When her parents separated, Trussoni, then 11, chose to stay with her father. Here, she expertly weaves together three separate stories—the first is of her early years growing up in a dysfunctional family and then living with her hard-drinking, often distant father; the second is of her father’s life-altering experiences as a “tunnel rat” during the Vietnam War; and the third is of her solo trip to Vietnam at age 24, a journey she took to try to fathom her father’s wartime life. It is a rich vein of material, and her handling of it is deft. As depicted here, her father’s behavior is both sad and funny, outrageous and shocking. As a child, she favored him, preferring to share his life rather than live with her mother, sister and brother under the parents’ joint-custody arrangement.
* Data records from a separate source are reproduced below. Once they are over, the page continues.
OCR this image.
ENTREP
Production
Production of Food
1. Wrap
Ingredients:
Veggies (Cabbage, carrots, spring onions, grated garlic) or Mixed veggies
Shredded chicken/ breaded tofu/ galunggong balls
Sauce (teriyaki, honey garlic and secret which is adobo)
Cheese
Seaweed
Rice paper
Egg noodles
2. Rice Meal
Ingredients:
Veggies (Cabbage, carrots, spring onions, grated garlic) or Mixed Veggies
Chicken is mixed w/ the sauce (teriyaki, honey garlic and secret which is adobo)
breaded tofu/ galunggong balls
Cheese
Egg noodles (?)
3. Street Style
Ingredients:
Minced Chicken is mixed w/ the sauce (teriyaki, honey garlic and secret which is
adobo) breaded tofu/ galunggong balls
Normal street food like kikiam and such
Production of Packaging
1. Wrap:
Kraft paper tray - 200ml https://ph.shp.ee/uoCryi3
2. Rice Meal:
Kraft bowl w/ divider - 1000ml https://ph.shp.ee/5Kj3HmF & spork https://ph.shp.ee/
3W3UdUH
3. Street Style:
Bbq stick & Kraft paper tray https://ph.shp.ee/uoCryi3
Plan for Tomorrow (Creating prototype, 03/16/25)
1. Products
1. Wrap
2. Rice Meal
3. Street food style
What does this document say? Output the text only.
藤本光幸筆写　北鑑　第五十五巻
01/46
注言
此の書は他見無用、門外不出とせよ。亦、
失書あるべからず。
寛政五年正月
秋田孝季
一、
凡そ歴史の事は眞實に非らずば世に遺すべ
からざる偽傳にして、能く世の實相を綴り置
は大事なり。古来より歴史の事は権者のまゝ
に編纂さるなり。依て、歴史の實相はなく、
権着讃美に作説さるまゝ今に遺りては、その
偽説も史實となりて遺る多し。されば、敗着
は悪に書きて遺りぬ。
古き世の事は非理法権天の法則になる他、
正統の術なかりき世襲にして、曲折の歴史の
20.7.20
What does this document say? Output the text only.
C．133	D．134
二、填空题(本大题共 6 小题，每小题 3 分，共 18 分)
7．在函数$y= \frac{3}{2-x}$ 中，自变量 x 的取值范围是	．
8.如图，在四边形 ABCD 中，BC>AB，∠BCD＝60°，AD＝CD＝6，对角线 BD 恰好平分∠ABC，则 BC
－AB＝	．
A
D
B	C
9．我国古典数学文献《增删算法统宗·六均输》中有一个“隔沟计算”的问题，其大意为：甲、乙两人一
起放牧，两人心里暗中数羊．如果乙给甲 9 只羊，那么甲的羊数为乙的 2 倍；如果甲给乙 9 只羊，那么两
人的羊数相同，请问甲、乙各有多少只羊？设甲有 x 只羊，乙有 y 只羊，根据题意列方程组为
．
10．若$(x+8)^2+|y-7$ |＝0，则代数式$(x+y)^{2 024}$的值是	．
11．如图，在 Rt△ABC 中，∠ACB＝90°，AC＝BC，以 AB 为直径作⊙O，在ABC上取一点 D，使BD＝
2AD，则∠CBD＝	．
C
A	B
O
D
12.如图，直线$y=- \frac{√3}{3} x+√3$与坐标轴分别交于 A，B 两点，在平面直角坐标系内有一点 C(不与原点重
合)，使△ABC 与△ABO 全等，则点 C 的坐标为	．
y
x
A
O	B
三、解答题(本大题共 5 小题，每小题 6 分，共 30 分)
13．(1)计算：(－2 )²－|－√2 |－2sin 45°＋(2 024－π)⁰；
However, she does not spare him here. Her clear-eyed narrative shows him to be a man with a chip on his shoulder, hanging out at Roscoe’s bar, neglecting her, bringing home slews of girlfriends and talking with his fists. It is not surprising that she has her own teenage run-ins with the law. At age 16, she rejoins her mother and siblings. Somehow she survives her disjointed childhood, and even thrives, growing up to confront her father, to question and to understand him. On her trip to Vietnam, she goes into the tunnels that it was his job to search during his stint there in the late ’60s. Clearing booby-trapped tunnels was a suicide mission for American soldiers, and Trussoni writes of the job—the smells, the heat, the danger, the fear, the killings—as though she had lived it. Her father’s memories have become her virtual memories, and clearly the war that changed her father has had its effects on her life, too.
A moving memoir that flows like the best fiction but that has the punch of real life.